Now I'll admit at first glance, finger limes are a bit fugly. They look like dried out gherkins (especially the ones with brown or purple peel) or a pudgy ogre finger, but the pulp inside this microcitrus is amazing. When you cut into the finger lime (which by the way isn't even a lime, it's a cousin to the lime), you'll see a bunch of translucent pearls. They can range in color from clear, green or pink. If you give the outside layer a squeeze, the pearl-like pulp will come tumbling out.

Finger limes are quite versatile. You can use them in drinks, marmalades, salads....You can also use the zest. The zest of finger limes is a bit unusual. It's thin and contains isomenthone, which is common in mint but unusual in citrus. My favorite way to use finger limes is to squeeze them onto fresh oysters (raw or grilled). Used as a garnish, the finger lime pearls add a nice kick of tanginess. One of the many cool things about finger limes is that you can freeze them (for 3-6 months). If you do this, you want to place them whole (uncut) on a baking sheet and once frozen, transfer them to an airtight container. When defrosting, defrost in the fridge.

Finger limes are a native bush to Australia so they're a bit hard to find but some farms (like Shanley Farms) in California have started growing them recently in small quantities. I was able to buy a container of them from the kind folks at Produce Express, which caterers to restaurants. So if you're in the restaurant biz you can order directly from them. Otherwise, I've seen finger limes at Whole Foods on occasion.  Or you can grow your own! Four Winds Growers in Winters, CA sells them in 5 gallon size tree form to area retailers.

Grilled Oysters With Butter, Sriracha and Finger Lime "Caviar"


1 dozen fresh oysters (I prefer the large ones for grilling), scrubbed

1/2 stick of unsalted butter, softened

1 teaspoon of Sriracha

1/4 teaspoon sea salt

2 tablespoons of grated Parmesan or Pecorino-Romano (optional)

5-6 finger limes, cut in half


1. Heat up your grill so it's VERY hot.

2. In a small bowl, mix up your butter, sriracha and sea salt. Place the bowl in the fridge for a bit to let it firm up.

3. Use an oyster shucker to open up your oysters. Be careful when popping the hinge, the shells are brittle and oftentimes sharp. Please don't slice open your hand.

* If you do not own a shucker or just don't want to shuck, you can place the closed oysters on your hot grill (cupped side on the bottom), with the top closed for 1-2 minutes.
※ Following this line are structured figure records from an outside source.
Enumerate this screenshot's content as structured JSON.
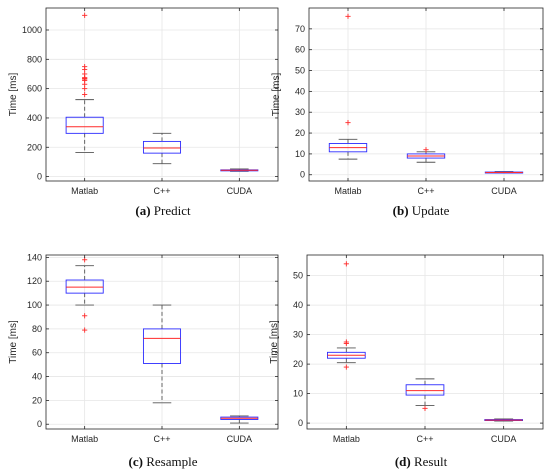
{
  "chart_data": [
    {
      "type": "box",
      "caption_label": "(a)",
      "caption_text": "Predict",
      "ylabel": "Time [ms]",
      "ylim": [
        -30,
        1150
      ],
      "yticks": [
        0,
        200,
        400,
        600,
        800,
        1000
      ],
      "grid": true,
      "categories": [
        "Matlab",
        "C++",
        "CUDA"
      ],
      "boxes": [
        {
          "category": "Matlab",
          "whisker_low": 165,
          "q1": 295,
          "median": 340,
          "q3": 405,
          "whisker_high": 525,
          "outliers": [
            560,
            600,
            630,
            655,
            665,
            670,
            675,
            700,
            730,
            750,
            1100
          ]
        },
        {
          "category": "C++",
          "whisker_low": 88,
          "q1": 160,
          "median": 195,
          "q3": 240,
          "whisker_high": 295,
          "outliers": []
        },
        {
          "category": "CUDA",
          "whisker_low": 36,
          "q1": 40,
          "median": 43,
          "q3": 46,
          "whisker_high": 52,
          "outliers": []
        }
      ]
    },
    {
      "type": "box",
      "caption_label": "(b)",
      "caption_text": "Update",
      "ylabel": "Time [ms]",
      "ylim": [
        -3,
        80
      ],
      "yticks": [
        0,
        10,
        20,
        30,
        40,
        50,
        60,
        70
      ],
      "grid": true,
      "categories": [
        "Matlab",
        "C++",
        "CUDA"
      ],
      "boxes": [
        {
          "category": "Matlab",
          "whisker_low": 7.5,
          "q1": 11,
          "median": 13,
          "q3": 15,
          "whisker_high": 17,
          "outliers": [
            25,
            76
          ]
        },
        {
          "category": "C++",
          "whisker_low": 6,
          "q1": 8,
          "median": 9,
          "q3": 10,
          "whisker_high": 11,
          "outliers": [
            12
          ]
        },
        {
          "category": "CUDA",
          "whisker_low": 0.8,
          "q1": 1,
          "median": 1.1,
          "q3": 1.3,
          "whisker_high": 1.5,
          "outliers": []
        }
      ]
    },
    {
      "type": "box",
      "caption_label": "(c)",
      "caption_text": "Resample",
      "ylabel": "Time [ms]",
      "ylim": [
        -4,
        142
      ],
      "yticks": [
        0,
        20,
        40,
        60,
        80,
        100,
        120,
        140
      ],
      "grid": true,
      "categories": [
        "Matlab",
        "C++",
        "CUDA"
      ],
      "boxes": [
        {
          "category": "Matlab",
          "whisker_low": 100,
          "q1": 110,
          "median": 115,
          "q3": 121,
          "whisker_high": 133,
          "outliers": [
            79,
            91,
            138
          ]
        },
        {
          "category": "C++",
          "whisker_low": 18,
          "q1": 51,
          "median": 72,
          "q3": 80,
          "whisker_high": 100,
          "outliers": []
        },
        {
          "category": "CUDA",
          "whisker_low": 1,
          "q1": 4,
          "median": 5,
          "q3": 6,
          "whisker_high": 7,
          "outliers": []
        }
      ]
    },
    {
      "type": "box",
      "caption_label": "(d)",
      "caption_text": "Result",
      "ylabel": "Time [ms]",
      "ylim": [
        -2,
        57
      ],
      "yticks": [
        0,
        10,
        20,
        30,
        40,
        50
      ],
      "grid": true,
      "categories": [
        "Matlab",
        "C++",
        "CUDA"
      ],
      "boxes": [
        {
          "category": "Matlab",
          "whisker_low": 20.5,
          "q1": 22,
          "median": 23,
          "q3": 24,
          "whisker_high": 25.5,
          "outliers": [
            19,
            27,
            27.5,
            54
          ]
        },
        {
          "category": "C++",
          "whisker_low": 6,
          "q1": 9.5,
          "median": 11,
          "q3": 13,
          "whisker_high": 15,
          "outliers": [
            5
          ]
        },
        {
          "category": "CUDA",
          "whisker_low": 0.7,
          "q1": 0.9,
          "median": 1,
          "q3": 1.2,
          "whisker_high": 1.4,
          "outliers": []
        }
      ]
    }
  ],
  "style": {
    "box_color": "#2b2bff",
    "median_color": "#ff2a2a",
    "whisker_color": "#555555",
    "outlier_color": "#ff2a2a",
    "grid_color": "#e6e6e6",
    "axis_color": "#262626"
  }
}
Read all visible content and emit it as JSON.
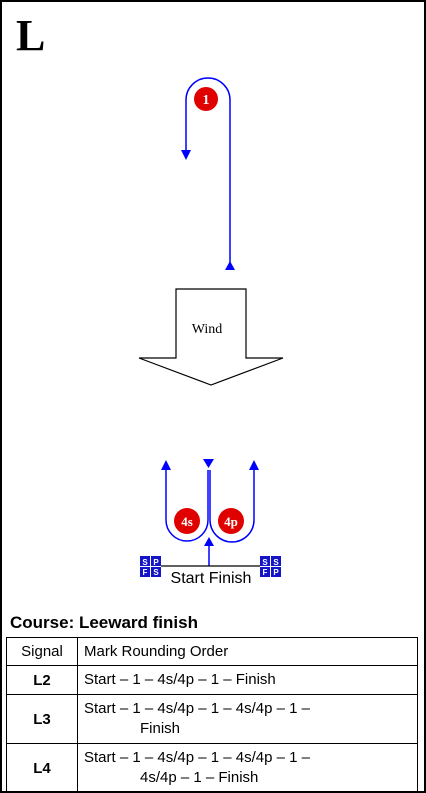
{
  "course_letter": "L",
  "diagram": {
    "wind_label": "Wind",
    "mark_1": "1",
    "mark_4s": "4s",
    "mark_4p": "4p",
    "left_flag": {
      "top_left": "S",
      "top_right": "P",
      "bottom_left": "F",
      "bottom_right": "S"
    },
    "right_flag": {
      "top_left": "S",
      "top_right": "S",
      "bottom_left": "F",
      "bottom_right": "P"
    },
    "start_finish_label": "Start Finish",
    "colors": {
      "route": "#0000ff",
      "mark": "#e00000",
      "flag": "#1515c8"
    }
  },
  "course_title": "Course: Leeward finish",
  "table": {
    "headers": [
      "Signal",
      "Mark Rounding Order"
    ],
    "rows": [
      {
        "signal": "L2",
        "line1": "Start – 1 – 4s/4p – 1 – Finish",
        "line2": ""
      },
      {
        "signal": "L3",
        "line1": "Start – 1 – 4s/4p – 1 – 4s/4p – 1 –",
        "line2": "Finish"
      },
      {
        "signal": "L4",
        "line1": "Start – 1 – 4s/4p – 1 – 4s/4p – 1 –",
        "line2": "4s/4p – 1 – Finish"
      }
    ]
  }
}
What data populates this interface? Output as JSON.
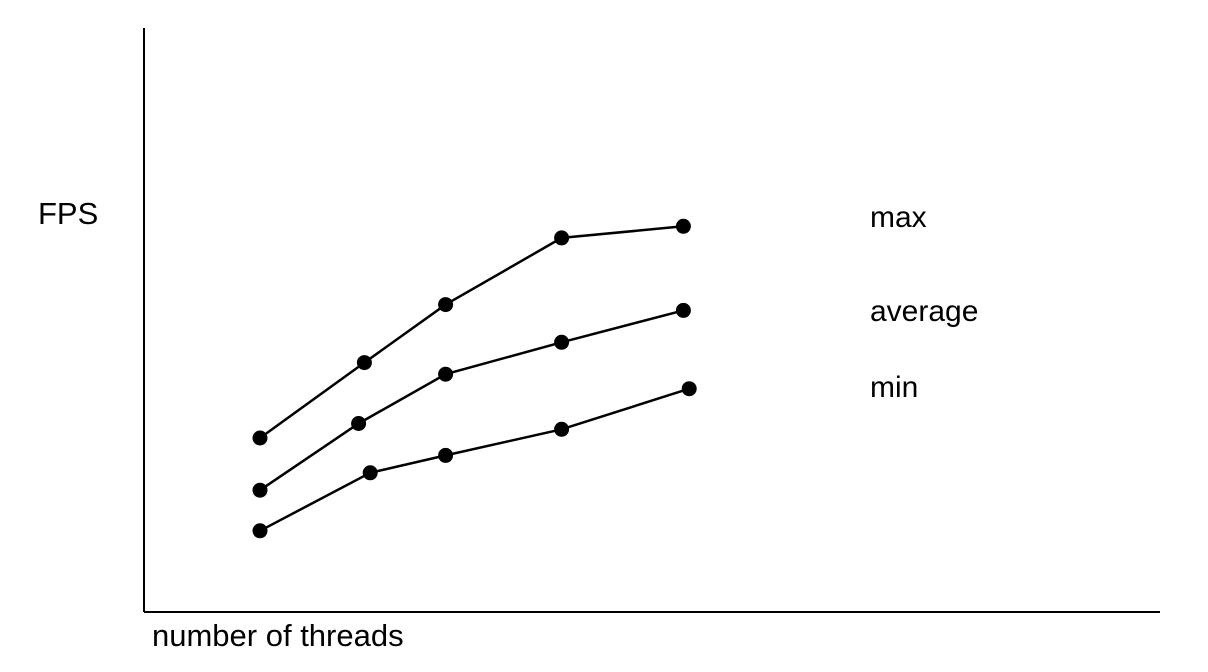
{
  "chart_data": {
    "type": "line",
    "title": "",
    "xlabel": "number of threads",
    "ylabel": "FPS",
    "grid": false,
    "legend": "direct labels at right end of each line",
    "x": [
      1,
      2,
      3,
      4,
      5
    ],
    "xlim": [
      0,
      7
    ],
    "ylim": [
      0,
      10
    ],
    "series": [
      {
        "name": "max",
        "x": [
          1,
          1.9,
          2.6,
          3.6,
          4.65
        ],
        "values": [
          3.0,
          4.3,
          5.3,
          6.45,
          6.65
        ]
      },
      {
        "name": "average",
        "x": [
          1,
          1.85,
          2.6,
          3.6,
          4.65
        ],
        "values": [
          2.1,
          3.25,
          4.1,
          4.65,
          5.2
        ]
      },
      {
        "name": "min",
        "x": [
          1,
          1.95,
          2.6,
          3.6,
          4.7
        ],
        "values": [
          1.4,
          2.4,
          2.7,
          3.15,
          3.85
        ]
      }
    ],
    "colors": {
      "line": "#000000",
      "axis": "#000000"
    }
  }
}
The oysters will open up on their own from the heat. Remove them as soon as the open.

4. Place a dollop of the butter-Sriracha mixture on each of your oyster. You can lightly sprinkle some Parmesan on the top too, if you wish. Place the oysters on the grill for 4-5 minutes (3-4 minutes if you popped them on the grill to open them). Use tongs to remove oysters from grate. The shell will be extremely hot.

5. Top with a squeeze of finger lime "caviar." Serve immediately.

2 Responses
  1. MMM this sounds good. We should get together and make some soon!

  2. Ally Says:

    Holler when you get back from your trip!